Notably, the Ethical Fashion Initiative implements fair labour conditions and ensures living wages for all of our producers. This principle is coupled with a ten-point set of criteria to evaluate decent working conditions, as per the Code of Conduct of the International Labour Organisation.

For each order, the Ethical Fashion Initiative supplies customers a complete social and environmental impact assessment report on each product. This enables brands to communicate on the story behind a product, how it was made, the profile of the artisans who produced it, the impact of the order on the community involved, the origin of the materials involved, etc.

Cotton Yarn Burkina Faso © ITC Ethical Fashion Initiative (8)


Everywhere it works, the Ethical Fashion Initiative has access to the most talented craftspeople with artisanal skills linking back to their cultural heritage. This inspires fashion designers from around the world and gives fashion brands a unique opportunity to produce authentic ethical fashion goods.

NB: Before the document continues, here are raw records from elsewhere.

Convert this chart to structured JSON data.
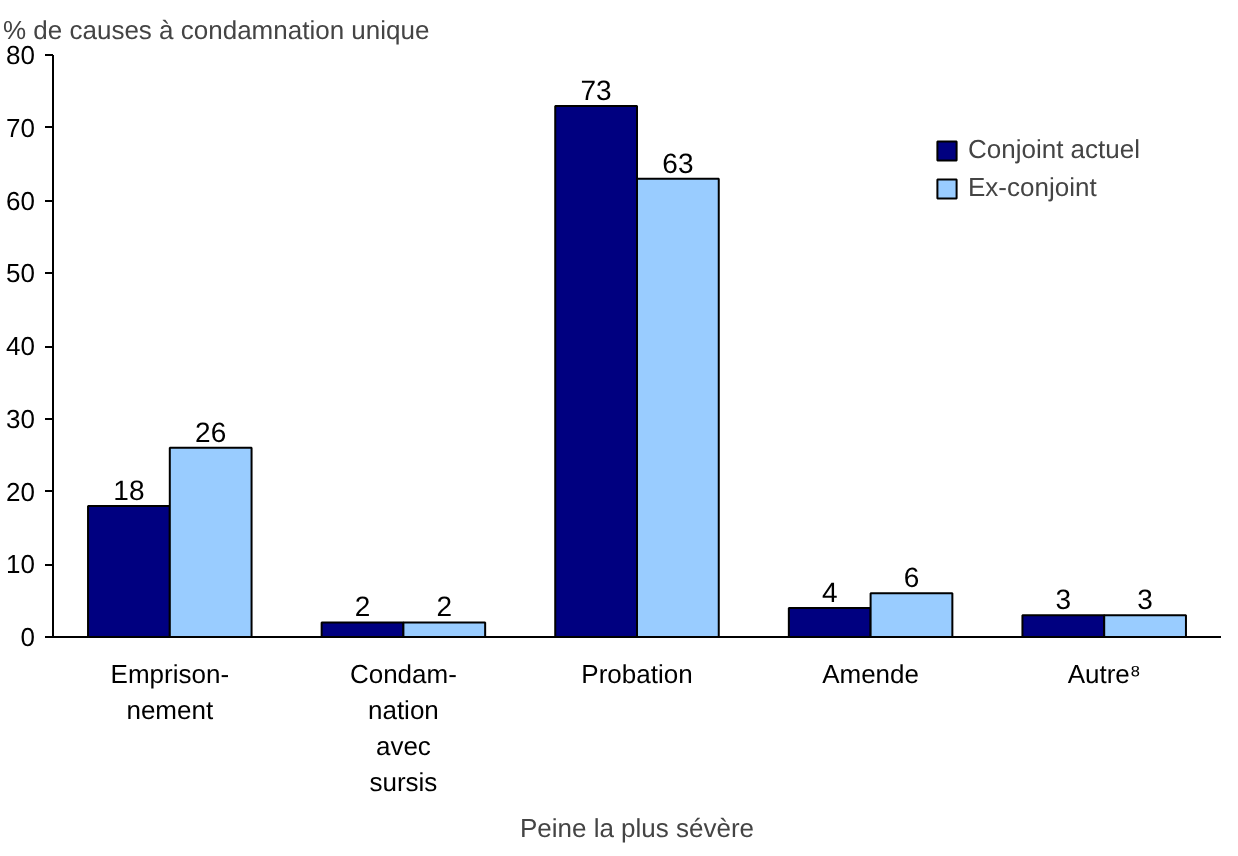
{
  "chart_data": {
    "type": "bar",
    "ylabel": "% de causes à condamnation unique",
    "xlabel": "Peine la plus sévère",
    "categories": [
      "Emprison-\nnement",
      "Condam-\nnation\navec\nsursis",
      "Probation",
      "Amende",
      "Autre⁸"
    ],
    "series": [
      {
        "name": "Conjoint actuel",
        "color": "#000080",
        "values": [
          18,
          2,
          73,
          4,
          3
        ]
      },
      {
        "name": "Ex-conjoint",
        "color": "#99ccff",
        "values": [
          26,
          2,
          63,
          6,
          3
        ]
      }
    ],
    "ylim": [
      0,
      80
    ],
    "yticks": [
      0,
      10,
      20,
      30,
      40,
      50,
      60,
      70,
      80
    ],
    "grid": false,
    "legend": "top right",
    "data_labels": true
  }
}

Top fashion brands have partnered with the Ethical Fashion Initiative to manufacture high quality, desirable ethical fashion products, while simultaneously empowering micro-artisans through access to gainful employment, knowledge and skills. Our fashion partners embark on a journey of creative collaborations with artisans to ethically manufacture bags, keyrings, fabric, jewellery, shoes, hats, cotton textiles, silk and cashmere.


The Ethical Fashion Initiative’s business model connects micro-communities of artisans from the developing world to global fashion houses through a network of hubs in Nairobi, Ouagadougou, Port-au-Prince and Kabul. The concept of responsible and slow fashion underpins the Ethical Fashion Initiative’s business model.

Based on artisanal manufacturing, this model enables micro-artisans to produce directly for brands that distribute products worldwide. Product development is done in collaboration with fashion brands. This ensures that designs are tailored to the capabilities and craftsmanship of the micro-artisans and that there is a global market for the final product.

The Ethical Fashion Initiative supports artisanal manufacturing in the informal sector. To do this, it has created a business support infrastructure based around centralised production hubs. This means numerous communities can participate in production, with the final product assembled, controlled for quality and shipped from the hub.

The Ethical Fashion Initiative’s business model marks a radical departure from previous development interventions with the informal sector as we facilitate a direct link with the fashion industry. For the first time, micro-artisans can operate as an integral part of the international value chain because the production of ethical fashion goods responds to market demand. Furthermore, the initiative is managed by a team that has relevant experience in development and deep knowledge of the global fashion business.

In parallel to this, the Ethical Fashion Initiative has developed an Impact Assessment method to monitor and evaluate the effect and impact of responsible fashion orders on the lives of artisans.